The End of Music History (Part 1)
It has become something of a commonplace to say that, in the 21st century, “serious music” (a term that I use reluctantly) has entered a definite period of decline, if not its death throes. In truth, it has even become something of a commonplace to say that such a statement has, indeed, become a commonplace. Thus, when I read the title of a lecture by Tom Service, who writes on music for The Guardian and presents BBC Radio 3’s “Music Matters,” I thought that it surely must be more of the same; surely meant to be eye-catching, the title of the lecture, presented in Aberdeen on October 23 last, was “So long, and thanks for all the noise: 2010 and the end of musical history”.

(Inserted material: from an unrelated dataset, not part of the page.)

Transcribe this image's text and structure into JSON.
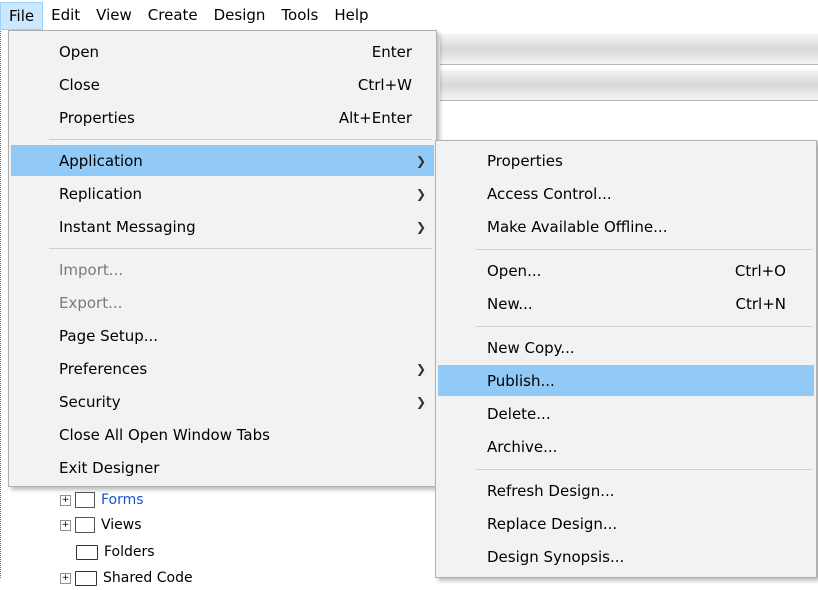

With all that I have read recently, and with my own experience with the various pockets of resistance and elitism in the small parts of the music world that I know, I hope I may be forgiven when I confess that my initial reaction to such a title was, “Oh, not again!” I am happy to report that my fears were unfounded. To quote Mr. Service’s lecture, in part: “…there’s nothing new in the idea of the end of music history. Indeed, it’s one of the privileges of modernity—any modernity—to imagine that your particular generation is dancing at the end of time. So to be clear: what I’m talking about is the end of what some call the ‘master narrative’—with all the patriarchy that suggests—of music history, the idea that each generation of composers steps on the shoulders of its gigantic predecessors, processing in seamless consequential order to a panacea of musical paradise and betterment.”